Before the pandemic, the risk of depression was high among residents, and feelings of burnout were not uncommon. Residents at several hospitals in the region told the Globe that morale has dipped since the coronavirus crisis upended their lives. Taking care of so many sick patients in the face of so much uncertainty is exhausting. Dr. Eden Almasude, 27, a second-year psychiatry resident at Yale New Haven who reluctantly signed up to work on a COVID-19 floor, said she feels “tired and used.”
“I think around the country, we’re seeing the way that residents are being objectified in a different kind of way, that our bodies are just put out there and they’re using all this heroism rhetoric as a way of avoiding responsibility for the risks of what we’re doing,” Almasude said. “The veil has been pulled back,” she added.
For residents, the emotional burden of tending to fatally ill patients and their families is also heavy. As hospitals crack down on visitors due to the risk of contagion, residents are often their dead and dying patients’ only connection to their loved ones. During a recent 12-hour shift in the intensive care unit, two of Wood’s patients died of COVID-19 within 30 minutes of one another. He had to call their families and gently break the news, steeling his resolve not to cry.

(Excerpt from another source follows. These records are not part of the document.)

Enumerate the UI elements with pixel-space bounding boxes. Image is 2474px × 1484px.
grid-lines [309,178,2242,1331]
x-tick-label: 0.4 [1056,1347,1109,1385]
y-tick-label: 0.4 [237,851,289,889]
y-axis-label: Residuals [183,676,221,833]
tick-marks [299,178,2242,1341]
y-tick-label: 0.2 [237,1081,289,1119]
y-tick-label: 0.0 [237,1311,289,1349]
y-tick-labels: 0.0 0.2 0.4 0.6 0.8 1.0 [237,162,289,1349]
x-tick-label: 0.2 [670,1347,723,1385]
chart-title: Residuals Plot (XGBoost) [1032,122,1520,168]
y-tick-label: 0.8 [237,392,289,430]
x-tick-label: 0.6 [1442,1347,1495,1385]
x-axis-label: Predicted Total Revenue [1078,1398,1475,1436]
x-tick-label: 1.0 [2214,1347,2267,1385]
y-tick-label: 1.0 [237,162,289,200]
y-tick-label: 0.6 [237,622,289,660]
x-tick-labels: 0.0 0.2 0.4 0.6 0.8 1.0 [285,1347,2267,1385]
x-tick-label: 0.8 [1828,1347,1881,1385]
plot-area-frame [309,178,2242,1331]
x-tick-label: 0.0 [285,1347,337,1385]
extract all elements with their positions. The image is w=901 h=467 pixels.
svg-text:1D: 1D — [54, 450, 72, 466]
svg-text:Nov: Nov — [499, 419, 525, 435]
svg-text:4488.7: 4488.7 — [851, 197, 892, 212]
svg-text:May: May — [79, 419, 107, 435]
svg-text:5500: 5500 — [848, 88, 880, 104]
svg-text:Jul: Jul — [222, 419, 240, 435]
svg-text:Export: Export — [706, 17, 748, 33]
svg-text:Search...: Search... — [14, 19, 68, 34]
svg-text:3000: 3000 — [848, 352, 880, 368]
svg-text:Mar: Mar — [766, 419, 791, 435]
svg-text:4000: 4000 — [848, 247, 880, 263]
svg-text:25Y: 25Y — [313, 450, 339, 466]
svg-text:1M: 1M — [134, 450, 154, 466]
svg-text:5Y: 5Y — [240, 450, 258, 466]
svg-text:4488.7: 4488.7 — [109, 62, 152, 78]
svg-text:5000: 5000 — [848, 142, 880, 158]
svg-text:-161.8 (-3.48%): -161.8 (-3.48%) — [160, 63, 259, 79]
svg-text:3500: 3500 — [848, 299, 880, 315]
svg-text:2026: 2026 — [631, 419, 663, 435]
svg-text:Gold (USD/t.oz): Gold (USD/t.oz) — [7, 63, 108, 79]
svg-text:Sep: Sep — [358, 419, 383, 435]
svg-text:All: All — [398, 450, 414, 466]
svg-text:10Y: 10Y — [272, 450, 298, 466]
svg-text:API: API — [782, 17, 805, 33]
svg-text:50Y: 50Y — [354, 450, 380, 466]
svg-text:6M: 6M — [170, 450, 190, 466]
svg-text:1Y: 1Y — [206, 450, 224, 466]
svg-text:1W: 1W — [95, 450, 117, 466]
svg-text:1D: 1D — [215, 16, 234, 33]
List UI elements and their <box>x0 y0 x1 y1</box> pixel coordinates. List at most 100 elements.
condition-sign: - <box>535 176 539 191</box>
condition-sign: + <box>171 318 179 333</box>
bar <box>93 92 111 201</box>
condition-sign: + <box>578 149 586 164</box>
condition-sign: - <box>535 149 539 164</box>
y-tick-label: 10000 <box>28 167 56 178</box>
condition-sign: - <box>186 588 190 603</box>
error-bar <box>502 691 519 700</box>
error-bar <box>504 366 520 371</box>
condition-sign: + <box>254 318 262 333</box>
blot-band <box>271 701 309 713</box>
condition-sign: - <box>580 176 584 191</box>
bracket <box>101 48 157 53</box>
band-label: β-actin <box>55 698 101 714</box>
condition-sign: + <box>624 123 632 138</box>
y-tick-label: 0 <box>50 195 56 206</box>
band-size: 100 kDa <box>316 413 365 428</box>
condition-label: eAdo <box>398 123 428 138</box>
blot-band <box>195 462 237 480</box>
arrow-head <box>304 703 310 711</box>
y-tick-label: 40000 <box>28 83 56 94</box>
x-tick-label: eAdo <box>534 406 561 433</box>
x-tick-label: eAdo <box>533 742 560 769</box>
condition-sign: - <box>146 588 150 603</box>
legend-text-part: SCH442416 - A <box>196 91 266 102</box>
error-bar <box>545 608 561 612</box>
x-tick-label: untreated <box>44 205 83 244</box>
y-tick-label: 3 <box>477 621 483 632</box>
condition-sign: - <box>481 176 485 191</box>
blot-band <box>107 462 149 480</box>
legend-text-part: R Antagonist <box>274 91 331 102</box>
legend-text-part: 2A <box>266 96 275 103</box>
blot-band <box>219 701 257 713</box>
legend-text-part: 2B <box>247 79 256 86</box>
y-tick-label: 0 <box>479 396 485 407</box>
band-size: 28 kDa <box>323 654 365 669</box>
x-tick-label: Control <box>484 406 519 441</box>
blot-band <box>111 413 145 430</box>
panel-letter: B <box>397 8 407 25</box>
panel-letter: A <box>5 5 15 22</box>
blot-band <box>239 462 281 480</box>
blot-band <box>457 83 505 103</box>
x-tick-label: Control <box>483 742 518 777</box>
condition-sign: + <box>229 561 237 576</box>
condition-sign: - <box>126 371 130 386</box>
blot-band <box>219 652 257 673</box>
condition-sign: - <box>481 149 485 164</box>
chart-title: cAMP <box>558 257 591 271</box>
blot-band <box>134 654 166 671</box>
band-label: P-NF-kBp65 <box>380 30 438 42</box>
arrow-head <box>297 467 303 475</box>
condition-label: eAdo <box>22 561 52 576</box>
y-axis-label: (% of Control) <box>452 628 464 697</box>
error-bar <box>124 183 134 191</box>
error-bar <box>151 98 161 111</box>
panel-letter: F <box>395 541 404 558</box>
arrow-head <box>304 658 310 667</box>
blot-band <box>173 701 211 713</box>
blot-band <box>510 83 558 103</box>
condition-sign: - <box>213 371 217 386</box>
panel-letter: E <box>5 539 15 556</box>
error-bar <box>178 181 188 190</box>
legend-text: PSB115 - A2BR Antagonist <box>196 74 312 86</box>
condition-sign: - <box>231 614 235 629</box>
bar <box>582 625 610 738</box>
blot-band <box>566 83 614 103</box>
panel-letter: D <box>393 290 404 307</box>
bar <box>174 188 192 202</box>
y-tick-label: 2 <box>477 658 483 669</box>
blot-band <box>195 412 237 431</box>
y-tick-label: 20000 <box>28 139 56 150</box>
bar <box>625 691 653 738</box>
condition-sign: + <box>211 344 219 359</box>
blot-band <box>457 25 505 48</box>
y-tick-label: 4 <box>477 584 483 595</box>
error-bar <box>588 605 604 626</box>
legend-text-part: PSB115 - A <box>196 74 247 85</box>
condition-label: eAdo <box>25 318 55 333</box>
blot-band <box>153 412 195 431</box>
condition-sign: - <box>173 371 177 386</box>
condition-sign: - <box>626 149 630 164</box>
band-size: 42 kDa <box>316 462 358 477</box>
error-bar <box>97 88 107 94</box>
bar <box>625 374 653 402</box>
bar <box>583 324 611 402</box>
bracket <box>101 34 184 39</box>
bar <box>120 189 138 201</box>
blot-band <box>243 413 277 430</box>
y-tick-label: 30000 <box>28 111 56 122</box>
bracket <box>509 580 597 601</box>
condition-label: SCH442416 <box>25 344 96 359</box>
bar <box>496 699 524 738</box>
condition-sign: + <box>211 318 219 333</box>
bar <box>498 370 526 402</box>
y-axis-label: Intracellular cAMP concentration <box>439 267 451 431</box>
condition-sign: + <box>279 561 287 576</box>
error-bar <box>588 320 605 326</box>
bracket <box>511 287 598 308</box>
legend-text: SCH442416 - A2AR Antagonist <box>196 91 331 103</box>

At Boston Medical Center, the staggering death toll from COVID-19 is unlike anything that Dr. Tara Bylsma, 30, a second-year internal medicine resident, has ever seen, with “dozens of patients” dying in the ICU a day.
“It’s so fast and it just happens over and over and over,” she said. “You get numb until you leave the building.”
Bylsma tries to imagine herself from the perspective of her patients, hooked to tubes and wires, while she hovers above them dressed in armor and looking “like an alien." The mask over her mouth garbles any words of comfort she can offer.
“It’s a terrifying, solitary, dehumanizing death that these people go through, and it’s going to leave wounds in our society for a long time,” she said. “That’s one of the hardest things for me.”